RADAR TULUNGAGUNG – Isu THR 2026 dan rapelan pensiunan kembali ramai diperbincangkan menjelang Ramadan. Beredar kabar bahwa pemerintah telah menyiapkan anggaran sekitar Rp55 triliun dan pencairan akan dilakukan pada Maret 2026. Bahkan, muncul klaim bahwa Peraturan Pemerintah (PP) terbaru sudah diteken dan dana segera masuk rekening penerima.
Informasi tersebut menyebutkan pencairan THR 2026 untuk PNS, PPPK, TNI, Polri, pejabat negara, serta pensiunan dan penerima pensiun berpotensi dilakukan sekitar 11–15 Maret 2026. Proyeksi ini merujuk pada pola pencairan 10–14 hari sebelum Idul Fitri yang diperkirakan jatuh pada 21 atau 22 Maret 2026.
Namun, benarkah kepastian itu sudah final?

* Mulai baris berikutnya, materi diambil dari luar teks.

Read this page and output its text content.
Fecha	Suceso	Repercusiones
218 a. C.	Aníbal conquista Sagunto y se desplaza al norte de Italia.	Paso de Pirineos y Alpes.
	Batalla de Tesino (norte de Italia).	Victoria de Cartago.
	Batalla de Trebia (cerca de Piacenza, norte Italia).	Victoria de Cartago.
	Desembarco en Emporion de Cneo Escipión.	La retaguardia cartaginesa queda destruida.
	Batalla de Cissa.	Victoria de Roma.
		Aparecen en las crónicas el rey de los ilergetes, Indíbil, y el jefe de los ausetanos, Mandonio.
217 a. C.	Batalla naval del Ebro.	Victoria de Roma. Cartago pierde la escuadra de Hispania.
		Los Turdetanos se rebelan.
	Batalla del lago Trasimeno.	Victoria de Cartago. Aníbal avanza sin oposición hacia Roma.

Proyeksi Berdasarkan Pola Tahunan
Secara umum, kebijakan THR aparatur negara memang rutin diberikan setiap tahun melalui skema APBN. Untuk 2026, anggaran disebut telah disiapkan dalam perencanaan fiskal negara. Besarnya anggaran tidak otomatis berarti nominal per orang meningkat drastis, karena besaran tetap mengikuti formula dan komponen penghasilan sesuai regulasi resmi.
Bagi ASN aktif, komponen THR biasanya mencakup gaji pokok dan tunjangan melekat. Sementara untuk pensiunan, umumnya berdasarkan satu kali penghasilan pensiun bulanan tanpa tunjangan kinerja atau tunjangan jabatan aktif.
Artinya, nominal THR pensiunan berbeda dengan ASN aktif karena struktur penghasilannya memang tidak sama.
Tunggu Regulasi Resmi
Meski proyeksi jadwal mengarah ke pertengahan Maret 2026, kepastian tetap bergantung pada terbitnya Peraturan Pemerintah sebagai payung hukum pencairan. Tanpa regulasi resmi, proses transfer tidak bisa dilakukan.
Selain itu, mekanisme pencairan juga berbeda. ASN aktif menerima melalui satuan kerja masing-masing, sedangkan pensiunan melalui lembaga pengelola pensiun yang selama ini menyalurkan pensiun bulanan. Dalam praktik beberapa tahun terakhir, THR sering ditransfer terpisah dari pensiun rutin.
Soal Rapelan dan Data Administrasi
Isu rapelan juga ikut menghangat. Rapelan berarti pembayaran kekurangan yang seharusnya diterima sebelumnya namun baru dibayarkan setelah ada penyesuaian. Proses ini memerlukan verifikasi data yang ketat, mulai dari sinkronisasi identitas, status keluarga, hingga keaktifan rekening.
Karena itu, pensiunan diimbau memastikan rekening masih aktif, data kependudukan sesuai, dan tidak ada perubahan administrasi yang belum diperbarui. Keterlambatan pencairan sering kali disebabkan faktor teknis dan perbankan, bukan karena hak dihapus.
Kesimpulannya, THR 2026 dan rapelan pensiunan memang berpotensi cair pada Maret 2026 jika mengikuti pola tahunan. Namun hingga regulasi resmi diterbitkan pemerintah, informasi tersebut masih berupa proyeksi, bukan kepastian final. Masyarakat diminta menunggu pengumuman resmi dan tidak mudah terpancing kabar sensasional.